TERENCE SMITH: FBI Director Robert Mueller became the third senior administration official in less than 24 hours to warn of the ongoing terrorist threat to the nation.
Mueller, whose Bureau has borne the brunt of criticism for failing to act on warnings prior to September 11, said that walk-in suicide bombings like those plaguing Israel are "inevitable" in the United States.
SPOKESMAN: Condoleezza Rice on "Face the Nation."
TERENCE SMITH: Yesterday the administration sent two of its most senior voices out on the Sunday talk show circuit to sound further warnings.
VICE PRESIDENT DICK CHENEY: The prospect of another attack against the United States is very, very real. It's just as real, in my opinion, as it was September 12.

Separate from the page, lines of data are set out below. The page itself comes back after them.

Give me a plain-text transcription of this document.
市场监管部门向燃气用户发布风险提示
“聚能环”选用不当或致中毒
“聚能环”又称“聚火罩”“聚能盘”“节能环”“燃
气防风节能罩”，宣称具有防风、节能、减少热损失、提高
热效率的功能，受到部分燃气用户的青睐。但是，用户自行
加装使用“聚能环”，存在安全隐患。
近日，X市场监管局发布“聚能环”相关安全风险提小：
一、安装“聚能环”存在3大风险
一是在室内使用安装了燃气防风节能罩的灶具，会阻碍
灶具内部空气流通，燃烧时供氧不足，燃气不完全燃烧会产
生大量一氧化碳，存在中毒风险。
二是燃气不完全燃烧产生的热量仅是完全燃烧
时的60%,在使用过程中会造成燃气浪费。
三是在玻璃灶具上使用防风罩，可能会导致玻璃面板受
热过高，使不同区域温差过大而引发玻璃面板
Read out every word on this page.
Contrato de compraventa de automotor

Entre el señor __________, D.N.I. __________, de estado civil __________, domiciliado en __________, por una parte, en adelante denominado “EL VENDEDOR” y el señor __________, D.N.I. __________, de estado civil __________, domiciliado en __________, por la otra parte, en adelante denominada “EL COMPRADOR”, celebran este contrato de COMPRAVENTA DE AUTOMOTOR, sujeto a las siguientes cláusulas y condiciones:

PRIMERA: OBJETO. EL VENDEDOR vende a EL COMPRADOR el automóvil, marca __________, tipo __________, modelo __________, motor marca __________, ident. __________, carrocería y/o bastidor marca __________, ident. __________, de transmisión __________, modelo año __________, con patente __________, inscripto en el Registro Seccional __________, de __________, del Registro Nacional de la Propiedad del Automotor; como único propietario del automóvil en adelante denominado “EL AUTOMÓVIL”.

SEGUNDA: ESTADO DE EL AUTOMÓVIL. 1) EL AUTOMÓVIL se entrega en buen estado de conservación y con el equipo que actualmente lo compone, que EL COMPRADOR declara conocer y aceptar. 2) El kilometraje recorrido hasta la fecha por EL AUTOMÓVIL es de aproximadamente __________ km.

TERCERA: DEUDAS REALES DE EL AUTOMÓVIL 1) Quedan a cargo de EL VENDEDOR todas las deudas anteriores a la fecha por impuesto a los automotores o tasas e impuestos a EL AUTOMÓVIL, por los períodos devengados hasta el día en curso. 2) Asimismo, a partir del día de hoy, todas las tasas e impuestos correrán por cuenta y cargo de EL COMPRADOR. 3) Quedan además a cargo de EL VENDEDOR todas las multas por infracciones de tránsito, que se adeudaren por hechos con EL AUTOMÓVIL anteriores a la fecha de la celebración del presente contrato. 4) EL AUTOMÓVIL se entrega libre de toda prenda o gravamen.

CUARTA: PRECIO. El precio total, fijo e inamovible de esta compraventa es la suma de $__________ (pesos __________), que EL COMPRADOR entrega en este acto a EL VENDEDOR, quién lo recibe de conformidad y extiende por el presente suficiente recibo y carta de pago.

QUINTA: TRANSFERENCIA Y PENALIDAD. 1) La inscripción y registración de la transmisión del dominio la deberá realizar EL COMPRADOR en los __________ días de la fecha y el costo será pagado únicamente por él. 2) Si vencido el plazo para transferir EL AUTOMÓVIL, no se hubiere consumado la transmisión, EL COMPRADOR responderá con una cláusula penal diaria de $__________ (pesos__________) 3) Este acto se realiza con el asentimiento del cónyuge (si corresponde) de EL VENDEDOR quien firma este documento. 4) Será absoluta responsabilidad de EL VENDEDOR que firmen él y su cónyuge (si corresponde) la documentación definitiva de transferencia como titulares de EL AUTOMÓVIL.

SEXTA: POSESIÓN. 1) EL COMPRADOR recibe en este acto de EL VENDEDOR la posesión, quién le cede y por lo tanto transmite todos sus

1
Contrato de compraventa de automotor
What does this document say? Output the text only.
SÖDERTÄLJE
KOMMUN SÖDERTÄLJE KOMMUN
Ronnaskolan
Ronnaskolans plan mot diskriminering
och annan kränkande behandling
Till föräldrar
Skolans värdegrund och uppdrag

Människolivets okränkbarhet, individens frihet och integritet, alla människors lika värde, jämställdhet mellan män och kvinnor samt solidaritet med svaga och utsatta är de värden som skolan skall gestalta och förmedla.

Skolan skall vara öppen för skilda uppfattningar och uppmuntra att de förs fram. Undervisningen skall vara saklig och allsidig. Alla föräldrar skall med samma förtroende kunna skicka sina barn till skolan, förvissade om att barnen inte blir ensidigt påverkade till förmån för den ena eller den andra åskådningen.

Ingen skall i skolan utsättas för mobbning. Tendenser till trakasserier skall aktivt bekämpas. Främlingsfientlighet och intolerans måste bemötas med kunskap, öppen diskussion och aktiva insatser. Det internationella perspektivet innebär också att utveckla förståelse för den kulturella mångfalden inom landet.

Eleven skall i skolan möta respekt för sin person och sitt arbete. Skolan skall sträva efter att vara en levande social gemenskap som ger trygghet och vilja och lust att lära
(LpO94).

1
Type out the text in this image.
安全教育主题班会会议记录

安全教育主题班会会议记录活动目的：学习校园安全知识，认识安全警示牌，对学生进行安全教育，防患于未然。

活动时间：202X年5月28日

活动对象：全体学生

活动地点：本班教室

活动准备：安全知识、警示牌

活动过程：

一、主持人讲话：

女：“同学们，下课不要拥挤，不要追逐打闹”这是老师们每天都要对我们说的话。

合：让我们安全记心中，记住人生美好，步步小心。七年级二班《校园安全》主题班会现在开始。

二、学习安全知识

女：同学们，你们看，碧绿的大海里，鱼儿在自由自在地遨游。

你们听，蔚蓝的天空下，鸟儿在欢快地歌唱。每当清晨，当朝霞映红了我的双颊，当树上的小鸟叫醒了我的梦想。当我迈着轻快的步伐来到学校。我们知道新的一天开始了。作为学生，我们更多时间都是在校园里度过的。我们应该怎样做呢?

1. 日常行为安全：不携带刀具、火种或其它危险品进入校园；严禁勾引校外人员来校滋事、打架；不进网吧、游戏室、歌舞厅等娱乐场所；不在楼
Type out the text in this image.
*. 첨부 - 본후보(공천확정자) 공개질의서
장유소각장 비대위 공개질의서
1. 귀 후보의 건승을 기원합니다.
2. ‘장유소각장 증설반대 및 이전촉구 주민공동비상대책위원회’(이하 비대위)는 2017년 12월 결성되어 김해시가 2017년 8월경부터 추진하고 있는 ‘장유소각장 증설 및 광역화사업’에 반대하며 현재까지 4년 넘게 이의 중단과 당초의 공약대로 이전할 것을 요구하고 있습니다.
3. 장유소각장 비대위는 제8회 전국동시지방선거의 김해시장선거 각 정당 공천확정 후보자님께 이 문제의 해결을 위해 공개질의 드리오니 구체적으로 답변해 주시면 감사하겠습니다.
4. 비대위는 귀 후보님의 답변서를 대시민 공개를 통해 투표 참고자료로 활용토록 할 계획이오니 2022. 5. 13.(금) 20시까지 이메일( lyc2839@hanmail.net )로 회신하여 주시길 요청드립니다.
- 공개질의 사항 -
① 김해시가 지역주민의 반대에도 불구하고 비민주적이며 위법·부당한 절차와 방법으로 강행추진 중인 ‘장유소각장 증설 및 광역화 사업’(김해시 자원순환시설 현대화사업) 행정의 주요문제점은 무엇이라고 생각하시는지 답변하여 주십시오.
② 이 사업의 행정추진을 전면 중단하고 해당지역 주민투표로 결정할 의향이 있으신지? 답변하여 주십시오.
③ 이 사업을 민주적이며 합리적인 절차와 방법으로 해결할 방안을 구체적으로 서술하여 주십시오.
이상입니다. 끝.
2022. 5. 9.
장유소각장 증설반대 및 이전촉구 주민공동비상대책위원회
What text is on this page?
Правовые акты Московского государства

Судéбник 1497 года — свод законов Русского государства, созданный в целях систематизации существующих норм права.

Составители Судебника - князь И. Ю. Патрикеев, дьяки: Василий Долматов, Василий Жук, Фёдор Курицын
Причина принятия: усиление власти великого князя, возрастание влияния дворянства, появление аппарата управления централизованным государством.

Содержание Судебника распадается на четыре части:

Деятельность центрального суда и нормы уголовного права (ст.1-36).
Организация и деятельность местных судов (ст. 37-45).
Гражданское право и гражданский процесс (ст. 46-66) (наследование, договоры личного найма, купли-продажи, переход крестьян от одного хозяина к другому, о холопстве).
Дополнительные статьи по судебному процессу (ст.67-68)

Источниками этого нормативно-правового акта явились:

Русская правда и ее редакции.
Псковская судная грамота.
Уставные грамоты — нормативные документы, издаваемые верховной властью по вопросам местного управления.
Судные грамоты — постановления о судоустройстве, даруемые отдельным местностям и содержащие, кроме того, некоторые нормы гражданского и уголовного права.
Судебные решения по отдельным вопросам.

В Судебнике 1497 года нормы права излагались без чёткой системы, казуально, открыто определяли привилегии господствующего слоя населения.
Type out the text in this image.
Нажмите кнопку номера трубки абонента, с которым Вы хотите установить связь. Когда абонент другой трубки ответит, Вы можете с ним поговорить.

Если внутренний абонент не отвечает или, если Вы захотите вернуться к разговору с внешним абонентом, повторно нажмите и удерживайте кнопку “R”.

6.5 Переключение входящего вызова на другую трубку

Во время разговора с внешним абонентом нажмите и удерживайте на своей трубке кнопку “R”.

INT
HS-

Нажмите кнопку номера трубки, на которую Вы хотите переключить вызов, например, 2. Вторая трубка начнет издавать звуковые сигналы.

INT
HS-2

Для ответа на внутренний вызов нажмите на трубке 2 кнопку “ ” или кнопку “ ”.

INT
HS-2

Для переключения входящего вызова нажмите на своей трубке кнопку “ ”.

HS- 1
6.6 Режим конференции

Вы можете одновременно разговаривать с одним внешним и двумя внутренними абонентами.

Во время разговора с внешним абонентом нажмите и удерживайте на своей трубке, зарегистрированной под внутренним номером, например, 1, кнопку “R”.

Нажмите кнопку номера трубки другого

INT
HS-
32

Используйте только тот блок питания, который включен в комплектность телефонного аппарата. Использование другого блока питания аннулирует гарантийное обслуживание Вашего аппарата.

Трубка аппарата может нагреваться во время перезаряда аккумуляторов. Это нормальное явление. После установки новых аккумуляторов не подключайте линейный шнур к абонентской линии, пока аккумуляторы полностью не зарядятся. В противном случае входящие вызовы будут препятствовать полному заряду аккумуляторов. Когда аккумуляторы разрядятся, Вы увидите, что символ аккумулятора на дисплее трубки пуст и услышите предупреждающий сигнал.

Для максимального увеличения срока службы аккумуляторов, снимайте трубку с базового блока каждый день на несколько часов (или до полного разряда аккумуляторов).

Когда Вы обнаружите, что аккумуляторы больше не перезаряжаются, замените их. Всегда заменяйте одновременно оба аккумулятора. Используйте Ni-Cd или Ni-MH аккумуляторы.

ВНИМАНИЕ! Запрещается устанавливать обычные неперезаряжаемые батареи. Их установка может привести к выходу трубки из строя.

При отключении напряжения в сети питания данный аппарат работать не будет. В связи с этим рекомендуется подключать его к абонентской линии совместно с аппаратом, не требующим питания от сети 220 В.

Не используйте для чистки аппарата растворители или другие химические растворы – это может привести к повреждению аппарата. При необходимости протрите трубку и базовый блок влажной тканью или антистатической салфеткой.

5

ANCHOR: Not a matter of if, but when?
VICE PRESIDENT DICK CHENEY: Not a matter of if, but when.
TERENCE SMITH: The Vice President and National Security Adviser Condoleezza Rice also sought to respond to criticism of the Bush administration's handling of terror-related intelligence reports before September 11-- in particular, one that reached the President while he vacationed in Texas last August.
VICE PRESIDENT DICK CHENEY: It was one more sort of rehash, if you will, of the material that was out there.
CONDOLEEZZA RICE: The fact is with intelligence, unless you have some sense as to when, where, or method, and that it's... it's pretty specific, it's hard to react.
TERENCE SMITH: Senior democrats reacted sharply to the latest information about what was known and when.
REP. RICHARD GEPHARDT: We need to look at who did what, who knew what, and what they did about it.
SEN. JOSEPH LIEBERMAN: We have to ask, "Why didn't somebody put all that together and notify the President, as commander-in- chief, what was going on?"
TERENCE SMITH: Both Congressman Gephardt and Senator Lieberman reiterated bipartisan congressional appeals for an independent commission to investigate the intelligence failures leading up to September 11.
The Vice President said he was against it.
VICE PRESIDENT DICK CHENEY: It's very hard for that kind of commission to do what needs to be done in terms of safeguarding the nation's secrets. I think there's a tradeoff here, frankly, between safeguarding that national interest, which is very much at stake here, and satisfying what sometimes becomes a search for headlines on Capitol Hill.
TERENCE SMITH: Meanwhile, a special joint investigation by members of the House and Senate Intelligence Committees is already under way.